October 28, 2014

1944. Germans Fighting to the Last Man

German Desperation in Belgium
"Corporal Sid Walker of the County of London Yeomanry, 7th Armoured Division, with a knocked-out German Jagdpanther tank destroyer in the Belgian Town of Gheel, 16 September 1944" (source)
Bill Downs

CBS Brussels

September 13, 1944
British troops today have their second bridgehead across the Escaut Canal in their march across the difficult water barriers which the Germans are using to protect the northern border of Germany. This latest crossing of the Escaut Canal was made just north of the town of Geel and about fifteen miles west of the first crossing that carried British patrols into Holland three days ago.

With the breaching of the Albert Canal line, the Germans have been falling back northward from the area between the two waterways, and today the British troops are fighting another battle very much the same as that which won the Albert.

Late yesterday the British troops were across the Escaut Canal in two places in their new drive, but bitter Nazi counterattacks forced them to give up one of these crossings and concentrate on holding the main bridgehead north of Geel.

Violent German counterattacks were also made against the other crossing further to the east at Hechtel. The Germans are using battle groups of up to two hundred men supported by a half-dozen or so tanks to make these counterattacks. Although the Germans are often outnumbered and always outgunned and out-armored, they press in their attacks bitterly and well. The series of small, sharp clashes that have marked this canal fighting are extremely bloody.

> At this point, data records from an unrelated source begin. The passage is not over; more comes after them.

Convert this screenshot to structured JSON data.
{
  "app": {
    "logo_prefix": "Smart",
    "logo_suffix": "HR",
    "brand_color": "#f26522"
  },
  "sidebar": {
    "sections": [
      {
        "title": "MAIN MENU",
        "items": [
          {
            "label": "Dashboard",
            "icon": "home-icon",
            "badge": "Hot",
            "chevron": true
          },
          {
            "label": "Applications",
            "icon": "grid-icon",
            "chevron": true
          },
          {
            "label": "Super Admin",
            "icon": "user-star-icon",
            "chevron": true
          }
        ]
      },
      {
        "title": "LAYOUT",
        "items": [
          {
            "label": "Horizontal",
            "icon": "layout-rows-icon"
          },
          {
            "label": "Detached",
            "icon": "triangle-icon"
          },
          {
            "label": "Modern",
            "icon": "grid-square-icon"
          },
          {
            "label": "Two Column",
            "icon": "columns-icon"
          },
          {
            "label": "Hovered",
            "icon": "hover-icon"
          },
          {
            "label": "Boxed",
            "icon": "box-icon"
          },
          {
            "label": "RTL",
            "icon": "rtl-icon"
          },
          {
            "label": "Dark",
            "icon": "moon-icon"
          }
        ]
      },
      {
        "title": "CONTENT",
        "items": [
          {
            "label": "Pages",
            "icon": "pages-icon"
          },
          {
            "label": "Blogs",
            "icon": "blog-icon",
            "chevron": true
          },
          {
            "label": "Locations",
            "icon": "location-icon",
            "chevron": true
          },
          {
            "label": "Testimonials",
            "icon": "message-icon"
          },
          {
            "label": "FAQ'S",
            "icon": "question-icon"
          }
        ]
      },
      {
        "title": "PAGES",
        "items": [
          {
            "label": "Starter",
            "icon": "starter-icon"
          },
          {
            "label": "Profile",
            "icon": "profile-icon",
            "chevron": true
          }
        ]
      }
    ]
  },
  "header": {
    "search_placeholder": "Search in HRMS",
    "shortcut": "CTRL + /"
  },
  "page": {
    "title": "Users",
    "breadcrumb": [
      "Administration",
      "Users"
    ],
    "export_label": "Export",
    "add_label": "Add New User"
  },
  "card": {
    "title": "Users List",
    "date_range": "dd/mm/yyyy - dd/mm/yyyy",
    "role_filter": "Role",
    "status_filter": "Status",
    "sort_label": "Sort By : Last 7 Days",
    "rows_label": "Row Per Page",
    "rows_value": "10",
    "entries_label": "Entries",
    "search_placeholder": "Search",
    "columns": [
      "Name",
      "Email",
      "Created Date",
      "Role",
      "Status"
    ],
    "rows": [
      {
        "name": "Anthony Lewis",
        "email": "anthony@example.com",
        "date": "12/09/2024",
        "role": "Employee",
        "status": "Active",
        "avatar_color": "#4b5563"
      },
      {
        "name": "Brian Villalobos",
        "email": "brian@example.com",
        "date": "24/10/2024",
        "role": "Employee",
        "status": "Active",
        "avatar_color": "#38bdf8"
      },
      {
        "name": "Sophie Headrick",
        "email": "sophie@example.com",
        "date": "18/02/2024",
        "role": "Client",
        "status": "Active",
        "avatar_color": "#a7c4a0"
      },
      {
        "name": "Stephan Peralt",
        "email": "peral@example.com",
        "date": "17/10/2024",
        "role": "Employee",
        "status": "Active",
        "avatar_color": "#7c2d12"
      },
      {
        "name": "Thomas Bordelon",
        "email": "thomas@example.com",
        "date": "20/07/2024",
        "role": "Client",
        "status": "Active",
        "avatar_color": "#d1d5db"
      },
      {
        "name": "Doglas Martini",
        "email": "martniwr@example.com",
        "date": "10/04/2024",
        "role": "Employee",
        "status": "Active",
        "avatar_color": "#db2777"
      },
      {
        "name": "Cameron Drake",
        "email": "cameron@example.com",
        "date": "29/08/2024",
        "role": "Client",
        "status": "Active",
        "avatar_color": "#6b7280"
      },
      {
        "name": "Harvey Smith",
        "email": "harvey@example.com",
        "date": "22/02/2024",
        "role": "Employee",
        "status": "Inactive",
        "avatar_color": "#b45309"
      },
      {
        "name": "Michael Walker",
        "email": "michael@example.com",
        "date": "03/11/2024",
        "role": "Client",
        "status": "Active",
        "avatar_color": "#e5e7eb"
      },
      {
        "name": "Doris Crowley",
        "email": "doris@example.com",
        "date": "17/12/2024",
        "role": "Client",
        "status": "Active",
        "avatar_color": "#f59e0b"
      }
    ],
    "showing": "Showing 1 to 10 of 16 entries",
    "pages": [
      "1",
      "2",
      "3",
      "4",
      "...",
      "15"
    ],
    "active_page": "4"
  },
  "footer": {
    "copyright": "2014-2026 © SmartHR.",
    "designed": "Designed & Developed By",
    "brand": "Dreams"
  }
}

And the British soldiers who meet these new German battle groups often remark on how hard the German is fighting despite the odds against him.

I was up in the canal area the other day to find out something more about these Nazis soldiers—Hitler's new "total" soldiers.

The German total soldier may be a boy of high school age or an elderly veteran of the last war. Up until a month ago he might have been an accountant or a bricklayer or a student. But now he's in the army, and sometimes his uniforms don't fit him. He is inadequately armed, sometimes with out-of-date rifles. He has had only three or four weeks training. Usually total soldiers know how to handle a rifle, but know nothing about a machine gun or a mortar.

These are the Germans from the bottom of Hitler's manpower barrel who the Nazi leaders hope will save their skins for them and, somehow, defeat the Allies and throw them into the sea.

Although this seems ridiculous to us, it is taken very seriously by the Nazis. And the German soldiers, even the inadequately trained total soldiers, continue to fight with determination.

For example, the other day at a Belgian village, Nazi soldiers fought a bitter delaying action that ended only after British troops cleared the village by blasting every house in the village.

These Germans, including many soldiers in action for the first time, knew they were surrounded and that there position was hopeless. According to a British soldier who was a prisoner in their hands during the battle, they also thought that Germany had lost the war.

Now the question is: why do the Germans continue to fight as they do under hopeless circumstances?

As far as I could find out, there are several reasons for this. First of all, most German soldiers deep in their hearts hope and believe that Hitler will pull a military white rabbit out of his sleeve and produce a new weapon that will win the war.

Another reason is that many of the men in the army are afraid to give up. They are afraid of their officers and afraid of the fanatical Nazis in their units—and they fear for the safety of their families in Germany.

And still another reason for the bitter German resistance is that now the German soldier has yet a greater reason for fighting than even the fantastic ideals of the Nazi Party—the Germans have been on the business end of an invasion for so long that they know pretty much what it means. But now they are on the receiving end of invasion, so the German soldier knows that he is fighting for the Fatherland as well as Hitler. It's something new in German history of the past hundred years.

And finally, the German soldier fights to the last simply because many of them are Nazis—the bad boys who know that a great many people in Norway and Russia and Greece and Poland and Czechoslovakia are after their heads. They have no other choice.

And the German soldier will probably go on fighting with fanatical madness until he is completely and utterly beaten into submission; until he is convinced by Allied force of arms that resistance is futile; and until he and the other Germans inside the Reich who make his weapons decide that perhaps, after all, they are not a master race, and that Hitler is just another man with a mustache.

This is Bill Downs in Brussels returning you to CBS in New York.